Why users are calling TikTok’s ‘Bold Glamour’ filter problematic
It seems the days of Snapchat’s ‘dog filter’ are well and truly behind us. We’re hanging up our animal ears and anime heart eyes, and staring down a new era of hyperreality. Where filters used to be wacky and low-stakes, a new filter on TikTok is presenting a more sinister and serious dystopian reality. The ‘Bold Glamour’ filter has been causing discussion as of late – because it looks so good (well, real), which means, it’s very, very bad.
‘Bold Glamour’ is a sophisticated AI technology, doing some unrealistic manipulation of a user’s features to provide a digital ‘fix’ – once applied, users are fitted with hollowed cheekbones, narrower noses, and poreless, airbrushed skin. Eyebrows are sharp, bronzer is placed high, and there’s a hint of metallic eyeshadow. It’s so realistic, some users are saying it should be banned.
At time of writing, there’s 10.6 million videos on TikTok using the Bold Glamour filter. Variations of the hashtag amount to over 385 million views.
It’s incredibly innovative technology that sets it apart from some of the other popular beauty filters on the app – like Blue Eyes, Tanned Cute, Pretty Baby x Lashes. Unlike some filters that glitch or slip as you move, this is created using AI, so you can yank your cheeks as much as you like, it sticks around.
The weariness around the effect is echoed across the app; “so glad these filters existed only after my prefrontal cortex fully developed,” says user @alexandriamorgz. “New confidence reducer just dropped” @yemaya captioned the filter.
It gives you some faith that the TikTok comment sections are being filled with proclamations of self-love and encouragement. At the same time, there’s also a worrying subsection forming of people internalising the results.
When I looked at the comments on just one video, they were pretty unsettling:
“It gives everyone the rhinoplasty of their dreams”.
“I’m sad wishing I looked like that”.
“I tried this one and it’s made me so insecure about the texture of my skin”.
“Facial dysmorphia gang”
“I want to take this filter to a plastic surgeon and order everything on the menu”
“The full crisis I’d have, God bless the little children that see these filters”.

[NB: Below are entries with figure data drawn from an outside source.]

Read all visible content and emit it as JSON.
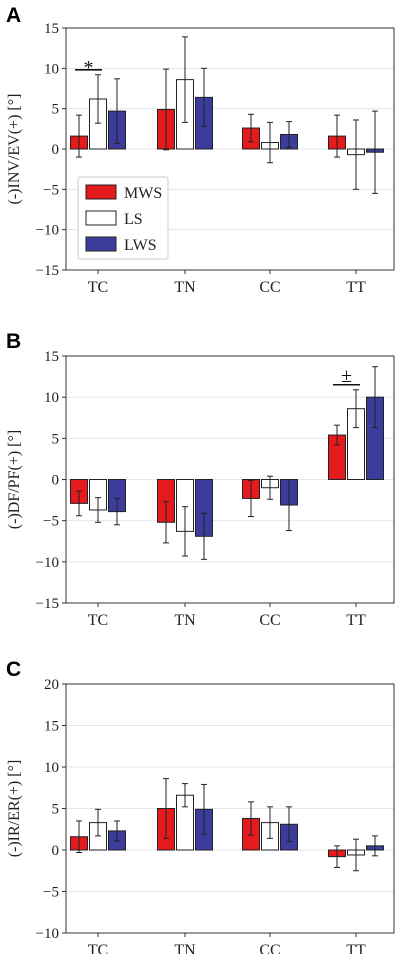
{
  "colors": {
    "MWS": "#e41a1c",
    "LS": "#ffffff",
    "LWS": "#3c3c9c"
  },
  "chart_data": [
    {
      "type": "bar",
      "panel": "A",
      "ylabel": "(-)INV/EV(+) [°]",
      "categories": [
        "TC",
        "TN",
        "CC",
        "TT"
      ],
      "ylim": [
        -15,
        15
      ],
      "yticks": [
        -15,
        -10,
        -5,
        0,
        5,
        10,
        15
      ],
      "grid": true,
      "legend": {
        "position": "lower-left",
        "entries": [
          "MWS",
          "LS",
          "LWS"
        ]
      },
      "series": [
        {
          "name": "MWS",
          "values": [
            1.6,
            4.9,
            2.6,
            1.6
          ],
          "errors": [
            2.6,
            5.0,
            1.7,
            2.6
          ]
        },
        {
          "name": "LS",
          "values": [
            6.2,
            8.6,
            0.8,
            -0.7
          ],
          "errors": [
            3.0,
            5.3,
            2.5,
            4.3
          ]
        },
        {
          "name": "LWS",
          "values": [
            4.7,
            6.4,
            1.8,
            -0.4
          ],
          "errors": [
            4.0,
            3.6,
            1.6,
            5.1
          ]
        }
      ],
      "annotations": [
        {
          "text": "*",
          "category": "TC"
        }
      ]
    },
    {
      "type": "bar",
      "panel": "B",
      "ylabel": "(-)DF/PF(+) [°]",
      "categories": [
        "TC",
        "TN",
        "CC",
        "TT"
      ],
      "ylim": [
        -15,
        15
      ],
      "yticks": [
        -15,
        -10,
        -5,
        0,
        5,
        10,
        15
      ],
      "grid": true,
      "series": [
        {
          "name": "MWS",
          "values": [
            -2.9,
            -5.2,
            -2.3,
            5.4
          ],
          "errors": [
            1.5,
            2.5,
            2.2,
            1.2
          ]
        },
        {
          "name": "LS",
          "values": [
            -3.7,
            -6.3,
            -1.0,
            8.6
          ],
          "errors": [
            1.5,
            3.0,
            1.4,
            2.3
          ]
        },
        {
          "name": "LWS",
          "values": [
            -3.9,
            -6.9,
            -3.1,
            10.0
          ],
          "errors": [
            1.6,
            2.8,
            3.1,
            3.7
          ]
        }
      ],
      "annotations": [
        {
          "text": "±",
          "category": "TT"
        }
      ]
    },
    {
      "type": "bar",
      "panel": "C",
      "ylabel": "(-)IR/ER(+) [°]",
      "categories": [
        "TC",
        "TN",
        "CC",
        "TT"
      ],
      "ylim": [
        -10,
        20
      ],
      "yticks": [
        -10,
        -5,
        0,
        5,
        10,
        15,
        20
      ],
      "grid": true,
      "series": [
        {
          "name": "MWS",
          "values": [
            1.6,
            5.0,
            3.8,
            -0.8
          ],
          "errors": [
            1.9,
            3.6,
            2.0,
            1.3
          ]
        },
        {
          "name": "LS",
          "values": [
            3.3,
            6.6,
            3.3,
            -0.6
          ],
          "errors": [
            1.6,
            1.4,
            1.9,
            1.9
          ]
        },
        {
          "name": "LWS",
          "values": [
            2.3,
            4.9,
            3.1,
            0.5
          ],
          "errors": [
            1.2,
            3.0,
            2.1,
            1.2
          ]
        }
      ]
    }
  ]
}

Others are using it as makeup inspo, creating “Bold Glamour makeup tutorials”, like influencer Mikayla Nogueira. She overhauls her usual everyday makeup look to do higher contour and a more bronzed tone. However, she does preface the tutorial to say she “prefers herself without the filter, totally”.
A study by the University of London’s Gender and Sexualities Research Centre found that 90% of young women used filters or editing software on their photos. The main goals were to “reshape their nose, appear to weigh less, and whiten teeth”.

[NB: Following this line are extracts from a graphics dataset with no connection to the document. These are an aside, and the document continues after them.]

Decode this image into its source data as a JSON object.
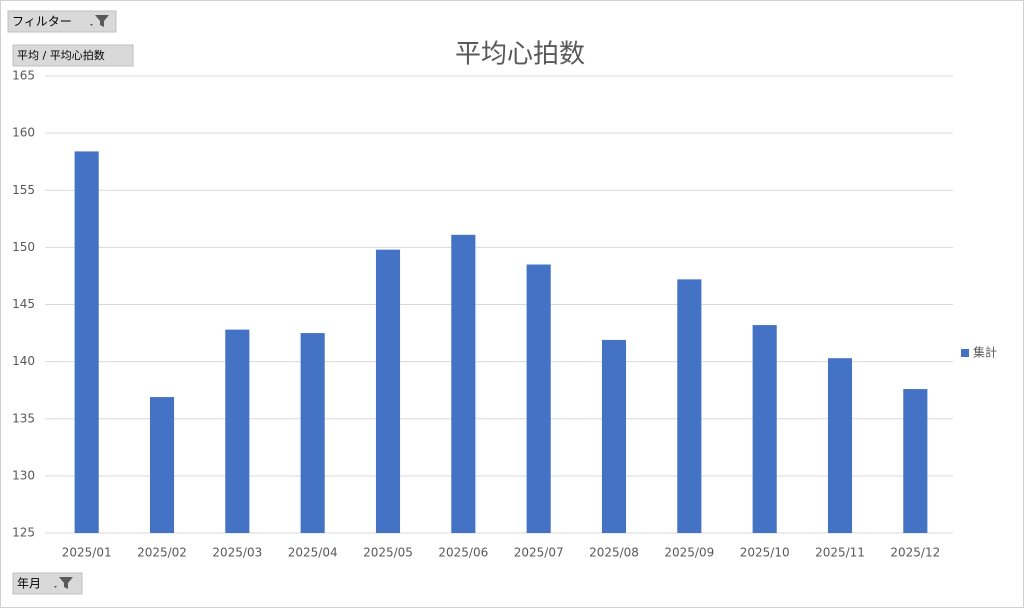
{
  "buttons": {
    "filter": "フィルター",
    "value": "平均 / 平均心拍数",
    "axis": "年月"
  },
  "chart_data": {
    "type": "bar",
    "title": "平均心拍数",
    "categories": [
      "2025/01",
      "2025/02",
      "2025/03",
      "2025/04",
      "2025/05",
      "2025/06",
      "2025/07",
      "2025/08",
      "2025/09",
      "2025/10",
      "2025/11",
      "2025/12"
    ],
    "series": [
      {
        "name": "集計",
        "color": "#4472c4",
        "values": [
          158.4,
          136.9,
          142.8,
          142.5,
          149.8,
          151.1,
          148.5,
          141.9,
          147.2,
          143.2,
          140.3,
          137.6
        ]
      }
    ],
    "ylim": [
      125,
      165
    ],
    "yticks": [
      125,
      130,
      135,
      140,
      145,
      150,
      155,
      160,
      165
    ],
    "grid": true,
    "legend": "right"
  }
}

Considering two out of every five TikTok users are between the ages of 18-25, with 27.37% aged just 12-17, it seems this issue is only going to get bigger, and younger. With female users making up a hefty 27.94% of the TikTok audience, it’s hard to feel like these kinds of filters being created aren't targeted at women.
Comestic surgeon Dr Monica Kieu, broke down in clinical terms what the AI filter was doing to her face; “overall, it gave me smoother-looking skin. My nose has been contoured to look slimmer and more refined and both the upper and lower lips are plumper”. Even though tweakments can provide both these changes, Dr Kieu concluded; “it makes me feel better to know this can be done with makeup and good lighting”.

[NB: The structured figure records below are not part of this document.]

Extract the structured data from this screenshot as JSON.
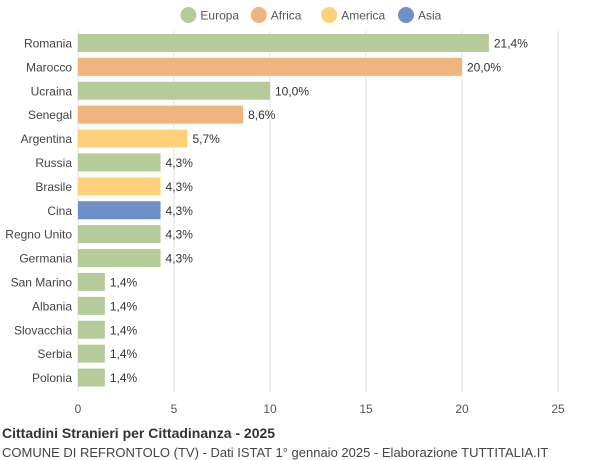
{
  "chart_data": {
    "type": "bar",
    "orientation": "horizontal",
    "categories": [
      "Romania",
      "Marocco",
      "Ucraina",
      "Senegal",
      "Argentina",
      "Russia",
      "Brasile",
      "Cina",
      "Regno Unito",
      "Germania",
      "San Marino",
      "Albania",
      "Slovacchia",
      "Serbia",
      "Polonia"
    ],
    "values": [
      21.4,
      20.0,
      10.0,
      8.6,
      5.7,
      4.3,
      4.3,
      4.3,
      4.3,
      4.3,
      1.4,
      1.4,
      1.4,
      1.4,
      1.4
    ],
    "value_labels": [
      "21,4%",
      "20,0%",
      "10,0%",
      "8,6%",
      "5,7%",
      "4,3%",
      "4,3%",
      "4,3%",
      "4,3%",
      "4,3%",
      "1,4%",
      "1,4%",
      "1,4%",
      "1,4%",
      "1,4%"
    ],
    "groups": [
      "Europa",
      "Africa",
      "Europa",
      "Africa",
      "America",
      "Europa",
      "America",
      "Asia",
      "Europa",
      "Europa",
      "Europa",
      "Europa",
      "Europa",
      "Europa",
      "Europa"
    ],
    "legend": [
      {
        "name": "Europa",
        "color": "#b5cc9a"
      },
      {
        "name": "Africa",
        "color": "#f0b47e"
      },
      {
        "name": "America",
        "color": "#fdd17a"
      },
      {
        "name": "Asia",
        "color": "#6f8fc9"
      }
    ],
    "legend_position": "top-center",
    "xlim": [
      0,
      25
    ],
    "xticks": [
      0,
      5,
      10,
      15,
      20,
      25
    ],
    "grid": "vertical",
    "title": "Cittadini Stranieri per Cittadinanza - 2025",
    "subtitle": "COMUNE DI REFRONTOLO (TV) - Dati ISTAT 1° gennaio 2025 - Elaborazione TUTTITALIA.IT"
  }
}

It would be naive to think that filters aren’t going to be, more and more, a part of our future, but the way in which they’re developing rapidly into mirroring a deceiving, high gloss version of reality is looking more problematic as they grow. And when we’re all about busting societal beauty standards and expanding the idea of what beauty is, a homogenous, one size fits all ‘Bold Glam’ filter or otherwise feels all the more grim. How will we know what’s real and what’s not?